Hi all,
Just wanted to thank all for the dataset API - most of the times we see
only bugs in these lists ;o).
- Putting some context, this weekend I was updating the SQL chapters of
my book - it had all the ugliness of SchemaRDD,
registerTempTable, take(10).foreach(println)
and take(30).foreach(e=>println("%15s | %9.2f |".format(e(0),e(1)))) ;o)
- I remember Hossein Falaki chiding me about the ugly println statements
!
- Took me a little while to grok the dataset, sparksession,
spark.read.option("header","true").option("inferSchema","true").csv(...)
et
al.
- I am a big R fan and know the language pretty decent - so the
constructs are familiar
- Once I got it ( I am sure still there are more mysteries to uncover
...) it was just beautiful - well done folks !!!

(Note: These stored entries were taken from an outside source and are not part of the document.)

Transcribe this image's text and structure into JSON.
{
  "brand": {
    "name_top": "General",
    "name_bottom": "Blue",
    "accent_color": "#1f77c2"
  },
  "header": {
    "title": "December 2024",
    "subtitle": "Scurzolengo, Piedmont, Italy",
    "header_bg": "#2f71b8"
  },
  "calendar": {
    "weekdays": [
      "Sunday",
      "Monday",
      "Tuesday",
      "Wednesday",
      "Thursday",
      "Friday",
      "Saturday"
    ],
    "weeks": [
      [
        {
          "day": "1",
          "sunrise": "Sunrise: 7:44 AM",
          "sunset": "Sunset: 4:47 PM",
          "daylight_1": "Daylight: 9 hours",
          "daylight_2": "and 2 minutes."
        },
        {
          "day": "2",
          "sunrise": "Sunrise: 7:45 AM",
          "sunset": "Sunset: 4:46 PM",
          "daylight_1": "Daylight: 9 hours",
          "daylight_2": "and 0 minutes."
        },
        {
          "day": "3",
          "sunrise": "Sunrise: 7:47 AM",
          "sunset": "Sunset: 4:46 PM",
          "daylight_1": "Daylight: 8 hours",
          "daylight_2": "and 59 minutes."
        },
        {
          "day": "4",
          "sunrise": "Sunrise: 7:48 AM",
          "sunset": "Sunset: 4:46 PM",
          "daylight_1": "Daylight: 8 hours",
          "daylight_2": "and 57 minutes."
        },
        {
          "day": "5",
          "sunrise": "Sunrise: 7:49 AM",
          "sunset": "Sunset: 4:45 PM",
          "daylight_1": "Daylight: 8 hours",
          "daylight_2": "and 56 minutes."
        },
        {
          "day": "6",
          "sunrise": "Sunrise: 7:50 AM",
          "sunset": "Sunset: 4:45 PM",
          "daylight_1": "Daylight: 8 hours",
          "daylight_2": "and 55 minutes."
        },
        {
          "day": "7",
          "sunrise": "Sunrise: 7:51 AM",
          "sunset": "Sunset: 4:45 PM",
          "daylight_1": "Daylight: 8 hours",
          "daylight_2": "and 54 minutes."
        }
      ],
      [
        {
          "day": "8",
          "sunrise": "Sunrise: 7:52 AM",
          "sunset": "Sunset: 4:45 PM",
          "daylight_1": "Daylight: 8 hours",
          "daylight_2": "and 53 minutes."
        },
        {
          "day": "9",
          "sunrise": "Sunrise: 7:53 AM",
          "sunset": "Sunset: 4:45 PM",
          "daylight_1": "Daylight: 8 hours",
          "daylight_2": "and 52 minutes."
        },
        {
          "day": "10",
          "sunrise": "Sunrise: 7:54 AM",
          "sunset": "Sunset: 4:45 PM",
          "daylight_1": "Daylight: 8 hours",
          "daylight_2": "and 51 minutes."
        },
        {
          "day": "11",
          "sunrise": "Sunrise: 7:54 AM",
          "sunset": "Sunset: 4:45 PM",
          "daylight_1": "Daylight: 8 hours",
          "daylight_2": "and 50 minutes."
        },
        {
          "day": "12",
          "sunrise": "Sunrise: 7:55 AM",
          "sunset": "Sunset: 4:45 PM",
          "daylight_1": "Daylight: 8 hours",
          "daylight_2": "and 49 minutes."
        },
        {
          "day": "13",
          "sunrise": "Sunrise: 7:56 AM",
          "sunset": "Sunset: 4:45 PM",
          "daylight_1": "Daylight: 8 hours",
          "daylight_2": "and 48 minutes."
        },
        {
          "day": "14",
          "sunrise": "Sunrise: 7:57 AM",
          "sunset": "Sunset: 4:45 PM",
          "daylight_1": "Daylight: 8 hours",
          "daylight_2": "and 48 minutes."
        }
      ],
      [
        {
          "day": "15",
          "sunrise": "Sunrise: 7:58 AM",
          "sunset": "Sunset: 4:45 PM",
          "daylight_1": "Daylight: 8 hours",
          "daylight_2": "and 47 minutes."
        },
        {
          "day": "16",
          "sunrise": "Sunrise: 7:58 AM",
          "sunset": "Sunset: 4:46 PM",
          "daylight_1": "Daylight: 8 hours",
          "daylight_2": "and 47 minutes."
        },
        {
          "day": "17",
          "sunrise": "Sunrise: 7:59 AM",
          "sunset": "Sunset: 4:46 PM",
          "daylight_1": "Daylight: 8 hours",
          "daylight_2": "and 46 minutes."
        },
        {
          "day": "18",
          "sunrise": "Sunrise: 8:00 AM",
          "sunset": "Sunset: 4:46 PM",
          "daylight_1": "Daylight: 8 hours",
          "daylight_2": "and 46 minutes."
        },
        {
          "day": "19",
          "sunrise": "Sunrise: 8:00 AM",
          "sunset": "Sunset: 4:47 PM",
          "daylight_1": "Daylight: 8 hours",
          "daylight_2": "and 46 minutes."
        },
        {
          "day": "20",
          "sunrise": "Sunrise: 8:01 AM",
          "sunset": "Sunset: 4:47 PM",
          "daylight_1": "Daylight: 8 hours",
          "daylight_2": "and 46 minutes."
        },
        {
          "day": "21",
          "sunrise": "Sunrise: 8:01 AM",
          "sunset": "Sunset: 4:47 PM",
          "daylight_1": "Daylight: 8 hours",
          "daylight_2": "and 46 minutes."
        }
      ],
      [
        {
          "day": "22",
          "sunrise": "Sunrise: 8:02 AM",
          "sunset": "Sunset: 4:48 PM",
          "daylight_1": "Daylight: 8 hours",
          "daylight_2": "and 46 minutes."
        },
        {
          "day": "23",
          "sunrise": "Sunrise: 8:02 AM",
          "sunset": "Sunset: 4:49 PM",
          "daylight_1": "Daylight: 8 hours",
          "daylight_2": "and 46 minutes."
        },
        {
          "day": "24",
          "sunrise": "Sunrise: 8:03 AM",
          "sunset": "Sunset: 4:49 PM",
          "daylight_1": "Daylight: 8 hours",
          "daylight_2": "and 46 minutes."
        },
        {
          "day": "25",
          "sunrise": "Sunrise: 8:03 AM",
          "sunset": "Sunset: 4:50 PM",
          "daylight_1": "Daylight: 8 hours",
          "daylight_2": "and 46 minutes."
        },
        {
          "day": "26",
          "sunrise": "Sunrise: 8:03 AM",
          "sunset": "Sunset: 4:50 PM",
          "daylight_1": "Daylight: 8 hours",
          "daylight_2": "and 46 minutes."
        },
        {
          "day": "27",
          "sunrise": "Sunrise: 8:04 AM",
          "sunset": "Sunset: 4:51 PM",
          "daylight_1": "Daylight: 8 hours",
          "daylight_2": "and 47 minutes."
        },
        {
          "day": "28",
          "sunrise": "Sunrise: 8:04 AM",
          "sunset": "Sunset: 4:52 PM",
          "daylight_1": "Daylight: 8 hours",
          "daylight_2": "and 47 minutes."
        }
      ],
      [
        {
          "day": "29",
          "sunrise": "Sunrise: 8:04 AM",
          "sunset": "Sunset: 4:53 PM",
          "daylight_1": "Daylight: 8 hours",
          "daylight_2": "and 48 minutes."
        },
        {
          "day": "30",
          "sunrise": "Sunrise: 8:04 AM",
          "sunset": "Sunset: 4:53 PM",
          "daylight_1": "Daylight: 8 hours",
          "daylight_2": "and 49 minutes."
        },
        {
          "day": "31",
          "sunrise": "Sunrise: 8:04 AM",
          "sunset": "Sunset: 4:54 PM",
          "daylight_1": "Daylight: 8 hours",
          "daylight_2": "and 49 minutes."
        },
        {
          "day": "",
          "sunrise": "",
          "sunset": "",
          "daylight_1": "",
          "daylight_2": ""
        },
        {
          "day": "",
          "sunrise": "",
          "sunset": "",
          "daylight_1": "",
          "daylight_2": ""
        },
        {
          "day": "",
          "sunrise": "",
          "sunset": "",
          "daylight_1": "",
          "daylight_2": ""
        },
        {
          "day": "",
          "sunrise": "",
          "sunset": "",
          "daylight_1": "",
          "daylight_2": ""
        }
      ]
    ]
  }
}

- One sees the contrast a lot better while teaching or writing books,
because one has to think thru the old, the new and the transitional arc
- I even remember the good old days when we were discussing whether
Spark would get the dataframes like R at one of Paco's sessions !
- And now, it looks very decent for data wrangling.
Cheers & keep up the good work
<k/>
P.S: My next chapter is the MLlib - need to convert to ml. Should be
interesting ... I am a glutton for punishment - of the Spark kind, of
course !